In August 2008, Soviet-born Israeli diamond magnate Lev Leviev personally and through his companies Africa Israel Financial Assets and Strategies Ltd and Memorand Management Limited purchased a total 10% share of the Artfield Group. One week later, China Sonangol International Holdings Limited, on whose board of directors Hung and Xiangfei sat, purchased nearly one billion US$ worth of Manhattan real estate from Africa Israel International, including 23 Wall Street and shares in 229 West 43rd Street and the Met Life Tower. Kwan Man Fai signed the deed to 23 Wall Street while acting as vice-president of CS Wall Street LLC. Such sales while negotiating for ownership were potentially breaches of the Hong Kong Stock Exchange's listing rules.

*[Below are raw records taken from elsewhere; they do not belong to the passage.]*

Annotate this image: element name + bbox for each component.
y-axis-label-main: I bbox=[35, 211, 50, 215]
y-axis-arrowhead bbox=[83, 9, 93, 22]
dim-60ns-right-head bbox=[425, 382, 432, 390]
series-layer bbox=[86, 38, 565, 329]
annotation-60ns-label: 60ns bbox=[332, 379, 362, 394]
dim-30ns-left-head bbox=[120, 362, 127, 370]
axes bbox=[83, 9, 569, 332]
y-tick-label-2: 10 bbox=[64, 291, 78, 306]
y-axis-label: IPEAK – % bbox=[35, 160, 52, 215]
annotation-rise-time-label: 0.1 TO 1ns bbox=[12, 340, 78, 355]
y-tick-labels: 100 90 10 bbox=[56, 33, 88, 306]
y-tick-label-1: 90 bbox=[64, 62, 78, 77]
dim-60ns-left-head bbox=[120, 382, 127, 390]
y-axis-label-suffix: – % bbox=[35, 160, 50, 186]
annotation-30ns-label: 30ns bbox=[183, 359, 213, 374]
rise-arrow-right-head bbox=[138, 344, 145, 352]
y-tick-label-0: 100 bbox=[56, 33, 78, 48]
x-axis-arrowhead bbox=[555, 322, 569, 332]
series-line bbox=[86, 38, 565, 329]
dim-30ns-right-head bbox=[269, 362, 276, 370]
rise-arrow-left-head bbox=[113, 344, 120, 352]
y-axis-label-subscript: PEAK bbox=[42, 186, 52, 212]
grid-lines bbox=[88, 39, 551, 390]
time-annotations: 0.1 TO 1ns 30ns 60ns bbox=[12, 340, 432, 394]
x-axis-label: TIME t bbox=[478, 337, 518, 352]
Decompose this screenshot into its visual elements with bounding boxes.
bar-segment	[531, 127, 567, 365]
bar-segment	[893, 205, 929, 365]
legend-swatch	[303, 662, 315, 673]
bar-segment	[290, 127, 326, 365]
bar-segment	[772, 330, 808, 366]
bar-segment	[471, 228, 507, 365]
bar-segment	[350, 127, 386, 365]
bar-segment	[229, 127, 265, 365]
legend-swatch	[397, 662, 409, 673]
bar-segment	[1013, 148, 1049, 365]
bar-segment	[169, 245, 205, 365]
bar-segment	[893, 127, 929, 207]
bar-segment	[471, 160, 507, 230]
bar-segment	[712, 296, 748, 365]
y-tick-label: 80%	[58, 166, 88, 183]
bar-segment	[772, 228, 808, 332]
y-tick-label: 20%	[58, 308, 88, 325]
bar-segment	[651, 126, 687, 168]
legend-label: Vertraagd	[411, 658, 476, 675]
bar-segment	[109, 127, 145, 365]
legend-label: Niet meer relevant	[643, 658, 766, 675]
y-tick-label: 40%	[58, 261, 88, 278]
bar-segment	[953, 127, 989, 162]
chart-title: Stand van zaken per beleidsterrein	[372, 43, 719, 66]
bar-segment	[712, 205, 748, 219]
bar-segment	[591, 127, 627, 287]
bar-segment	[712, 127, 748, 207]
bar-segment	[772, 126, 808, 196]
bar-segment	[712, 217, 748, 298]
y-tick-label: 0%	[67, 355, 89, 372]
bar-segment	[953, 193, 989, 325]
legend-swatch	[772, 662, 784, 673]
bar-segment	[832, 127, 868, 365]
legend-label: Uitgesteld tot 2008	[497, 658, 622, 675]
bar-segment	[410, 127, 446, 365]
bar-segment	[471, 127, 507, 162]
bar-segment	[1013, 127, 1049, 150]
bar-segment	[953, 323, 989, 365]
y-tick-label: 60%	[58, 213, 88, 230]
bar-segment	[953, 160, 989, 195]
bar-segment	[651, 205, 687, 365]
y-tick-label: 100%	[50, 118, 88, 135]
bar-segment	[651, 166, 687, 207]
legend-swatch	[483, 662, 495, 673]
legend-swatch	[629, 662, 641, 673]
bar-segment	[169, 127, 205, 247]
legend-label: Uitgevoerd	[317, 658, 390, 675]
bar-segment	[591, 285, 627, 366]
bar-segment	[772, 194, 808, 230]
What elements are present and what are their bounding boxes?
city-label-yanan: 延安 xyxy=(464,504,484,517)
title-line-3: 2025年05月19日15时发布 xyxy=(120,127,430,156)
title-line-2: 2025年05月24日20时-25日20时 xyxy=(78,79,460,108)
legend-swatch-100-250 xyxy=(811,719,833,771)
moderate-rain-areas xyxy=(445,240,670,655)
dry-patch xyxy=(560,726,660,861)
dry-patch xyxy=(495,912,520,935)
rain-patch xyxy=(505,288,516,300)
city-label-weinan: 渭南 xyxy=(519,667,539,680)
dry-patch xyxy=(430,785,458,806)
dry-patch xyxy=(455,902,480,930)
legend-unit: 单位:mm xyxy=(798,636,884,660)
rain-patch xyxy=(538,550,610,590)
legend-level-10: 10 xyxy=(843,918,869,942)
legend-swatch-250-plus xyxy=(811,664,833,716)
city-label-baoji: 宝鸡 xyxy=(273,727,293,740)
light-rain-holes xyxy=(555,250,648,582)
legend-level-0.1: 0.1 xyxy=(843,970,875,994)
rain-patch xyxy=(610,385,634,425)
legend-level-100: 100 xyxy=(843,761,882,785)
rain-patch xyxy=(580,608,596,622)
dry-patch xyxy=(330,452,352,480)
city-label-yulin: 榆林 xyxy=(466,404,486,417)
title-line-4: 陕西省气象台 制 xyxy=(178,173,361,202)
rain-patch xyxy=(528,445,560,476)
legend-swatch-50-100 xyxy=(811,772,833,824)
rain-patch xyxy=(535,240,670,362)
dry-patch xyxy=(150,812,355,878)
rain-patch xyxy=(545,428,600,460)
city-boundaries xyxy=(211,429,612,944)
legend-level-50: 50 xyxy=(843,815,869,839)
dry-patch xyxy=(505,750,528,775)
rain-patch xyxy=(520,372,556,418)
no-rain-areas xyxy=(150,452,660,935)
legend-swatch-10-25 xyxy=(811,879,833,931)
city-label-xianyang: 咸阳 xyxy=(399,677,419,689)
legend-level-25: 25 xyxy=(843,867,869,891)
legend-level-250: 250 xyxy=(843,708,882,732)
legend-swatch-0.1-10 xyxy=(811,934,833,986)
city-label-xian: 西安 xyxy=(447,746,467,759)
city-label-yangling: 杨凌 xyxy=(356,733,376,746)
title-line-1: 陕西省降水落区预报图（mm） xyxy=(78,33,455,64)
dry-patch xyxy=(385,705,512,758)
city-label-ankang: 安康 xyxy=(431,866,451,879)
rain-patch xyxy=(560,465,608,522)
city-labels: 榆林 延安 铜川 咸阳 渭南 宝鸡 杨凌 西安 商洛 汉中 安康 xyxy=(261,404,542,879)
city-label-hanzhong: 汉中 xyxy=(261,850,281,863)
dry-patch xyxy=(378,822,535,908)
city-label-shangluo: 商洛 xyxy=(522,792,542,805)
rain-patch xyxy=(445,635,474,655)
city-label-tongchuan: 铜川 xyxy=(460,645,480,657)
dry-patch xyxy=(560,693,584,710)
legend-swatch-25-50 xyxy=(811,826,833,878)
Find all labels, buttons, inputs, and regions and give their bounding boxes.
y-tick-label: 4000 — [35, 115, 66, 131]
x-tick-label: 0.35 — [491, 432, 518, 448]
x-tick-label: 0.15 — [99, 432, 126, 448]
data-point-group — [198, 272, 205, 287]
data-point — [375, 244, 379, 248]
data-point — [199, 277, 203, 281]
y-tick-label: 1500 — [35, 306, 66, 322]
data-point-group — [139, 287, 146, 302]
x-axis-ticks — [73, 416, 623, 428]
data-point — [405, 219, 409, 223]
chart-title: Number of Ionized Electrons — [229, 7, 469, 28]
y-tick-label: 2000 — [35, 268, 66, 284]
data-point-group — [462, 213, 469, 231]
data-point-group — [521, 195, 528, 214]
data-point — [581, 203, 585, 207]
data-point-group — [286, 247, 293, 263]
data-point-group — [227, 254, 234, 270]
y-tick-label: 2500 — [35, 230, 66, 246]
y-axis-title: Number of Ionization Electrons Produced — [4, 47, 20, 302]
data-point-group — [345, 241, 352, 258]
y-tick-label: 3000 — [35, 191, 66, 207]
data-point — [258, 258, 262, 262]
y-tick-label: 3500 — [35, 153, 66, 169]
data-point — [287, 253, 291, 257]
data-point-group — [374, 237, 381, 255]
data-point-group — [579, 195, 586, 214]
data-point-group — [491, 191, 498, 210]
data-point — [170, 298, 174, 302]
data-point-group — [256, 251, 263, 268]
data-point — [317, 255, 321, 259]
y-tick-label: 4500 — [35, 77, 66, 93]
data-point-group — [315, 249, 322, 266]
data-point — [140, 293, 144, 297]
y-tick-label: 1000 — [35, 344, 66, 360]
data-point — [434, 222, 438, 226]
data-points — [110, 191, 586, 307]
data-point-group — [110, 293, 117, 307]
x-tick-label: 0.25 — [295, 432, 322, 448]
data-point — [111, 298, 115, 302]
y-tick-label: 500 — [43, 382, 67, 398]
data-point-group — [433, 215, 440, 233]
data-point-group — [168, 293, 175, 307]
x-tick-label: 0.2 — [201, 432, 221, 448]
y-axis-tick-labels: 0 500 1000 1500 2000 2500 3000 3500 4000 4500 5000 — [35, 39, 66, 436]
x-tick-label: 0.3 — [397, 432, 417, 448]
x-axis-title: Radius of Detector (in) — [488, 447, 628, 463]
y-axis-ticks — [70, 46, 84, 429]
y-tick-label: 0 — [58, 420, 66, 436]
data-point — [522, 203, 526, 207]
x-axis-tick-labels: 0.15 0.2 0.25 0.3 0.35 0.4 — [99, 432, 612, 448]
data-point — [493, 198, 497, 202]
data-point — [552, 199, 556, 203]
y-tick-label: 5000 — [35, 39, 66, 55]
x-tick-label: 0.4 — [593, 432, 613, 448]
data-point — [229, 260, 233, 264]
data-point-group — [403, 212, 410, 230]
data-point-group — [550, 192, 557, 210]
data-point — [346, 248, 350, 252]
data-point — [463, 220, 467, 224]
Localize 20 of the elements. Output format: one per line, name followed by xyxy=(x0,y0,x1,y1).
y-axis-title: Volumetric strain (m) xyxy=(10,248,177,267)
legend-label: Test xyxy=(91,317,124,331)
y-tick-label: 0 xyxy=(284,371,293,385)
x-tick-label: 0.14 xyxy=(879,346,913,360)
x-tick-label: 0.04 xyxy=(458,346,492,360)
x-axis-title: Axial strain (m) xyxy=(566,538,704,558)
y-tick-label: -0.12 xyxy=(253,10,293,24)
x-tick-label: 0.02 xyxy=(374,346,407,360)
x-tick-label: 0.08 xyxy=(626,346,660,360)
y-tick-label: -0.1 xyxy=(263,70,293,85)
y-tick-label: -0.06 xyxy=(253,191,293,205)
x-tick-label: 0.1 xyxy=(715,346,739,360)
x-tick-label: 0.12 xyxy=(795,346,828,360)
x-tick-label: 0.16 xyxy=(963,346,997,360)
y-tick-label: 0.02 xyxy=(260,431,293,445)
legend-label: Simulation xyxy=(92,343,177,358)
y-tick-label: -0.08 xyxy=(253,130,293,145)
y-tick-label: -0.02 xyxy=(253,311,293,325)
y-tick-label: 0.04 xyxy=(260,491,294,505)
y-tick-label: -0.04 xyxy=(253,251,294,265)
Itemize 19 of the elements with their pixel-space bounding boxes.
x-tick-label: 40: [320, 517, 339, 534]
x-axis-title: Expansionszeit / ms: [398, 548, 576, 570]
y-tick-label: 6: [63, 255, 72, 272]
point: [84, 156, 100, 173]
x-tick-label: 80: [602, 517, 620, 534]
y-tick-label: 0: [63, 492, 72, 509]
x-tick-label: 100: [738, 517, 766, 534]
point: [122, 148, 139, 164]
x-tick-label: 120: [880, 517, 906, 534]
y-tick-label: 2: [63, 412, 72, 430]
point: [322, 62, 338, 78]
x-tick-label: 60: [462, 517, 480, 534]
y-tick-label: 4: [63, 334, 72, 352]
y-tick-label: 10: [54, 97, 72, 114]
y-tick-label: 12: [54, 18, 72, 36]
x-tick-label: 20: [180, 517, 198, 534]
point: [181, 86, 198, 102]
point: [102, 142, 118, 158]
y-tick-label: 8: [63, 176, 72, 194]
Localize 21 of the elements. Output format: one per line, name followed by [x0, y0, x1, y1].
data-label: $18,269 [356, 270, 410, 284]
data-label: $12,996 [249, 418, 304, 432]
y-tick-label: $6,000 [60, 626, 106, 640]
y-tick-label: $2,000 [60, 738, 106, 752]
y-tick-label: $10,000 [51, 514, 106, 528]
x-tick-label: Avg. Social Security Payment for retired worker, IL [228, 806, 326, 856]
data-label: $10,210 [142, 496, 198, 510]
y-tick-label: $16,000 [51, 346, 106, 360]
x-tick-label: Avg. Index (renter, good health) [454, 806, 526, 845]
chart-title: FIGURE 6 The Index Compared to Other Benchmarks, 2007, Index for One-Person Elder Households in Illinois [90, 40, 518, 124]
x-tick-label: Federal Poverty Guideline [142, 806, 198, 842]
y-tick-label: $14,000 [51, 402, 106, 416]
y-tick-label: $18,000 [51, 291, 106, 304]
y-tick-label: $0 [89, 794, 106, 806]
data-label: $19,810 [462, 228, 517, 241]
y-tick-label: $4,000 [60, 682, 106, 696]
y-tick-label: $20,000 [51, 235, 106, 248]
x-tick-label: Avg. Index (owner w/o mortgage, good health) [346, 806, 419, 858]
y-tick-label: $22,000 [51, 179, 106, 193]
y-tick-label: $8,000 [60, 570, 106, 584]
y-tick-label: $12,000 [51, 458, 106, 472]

In August 2009, Artfield Group Limited was renamed China Sonangol Resources Enterprise Limited, trading under the name China Sonangol on the Hong Kong Stock Exchange. In 2011, the company would change its identity to International Resources Enterprise Limited in April and then to Nan Nan Resources Enterprise Limited in October. From 2014 to 2019, Nan Nan Resources would suffer a 56% decline in stock value over five years. The company had been running at a loss from 2013 to 2017 when it returned to profitability and its stock value jumped 19%. Wong Sze Wai was appointed executive director in November 2018, replacing Lo Fong Hung. Wang Xiangfei resigned in September 2021 and was replaced by Li Chun Fung. In 2024, Nan Nan Resources struggled to maintain a positive cash flow, suffered a 52% decline in revenue over a twelve-month period, and carried significant debt that made investment analysts wary of its long-term investment value.

== Subsidiaries ==
Nan Nan Resources fully owns the following companies:

- Harbour Group Holdings Limited, a holding company holding the entirety of issued stock of several IT service outsourcing and consulting companies in Hong Kong, Malaysia, Singapore, and the United Kingdom.
- Mulei County Kai Yuan Coal Company Limited ("Kaiyuan Company"), which operates Kaiyuan Open Pit Coal Mine in Changji, Xinjiang, China. In 2018, the mine briefly shut down operations due to license expiration but renewed operations shortly afterward.
- NEFIN Leasing Technologies Limited is a Hong Kong investment company with Malaysia-based NEFIN Technologies Sdn. Bhd. as its own wholly owned subsidiary. NEFIN Technologies is principally involved in the development of solar power systems.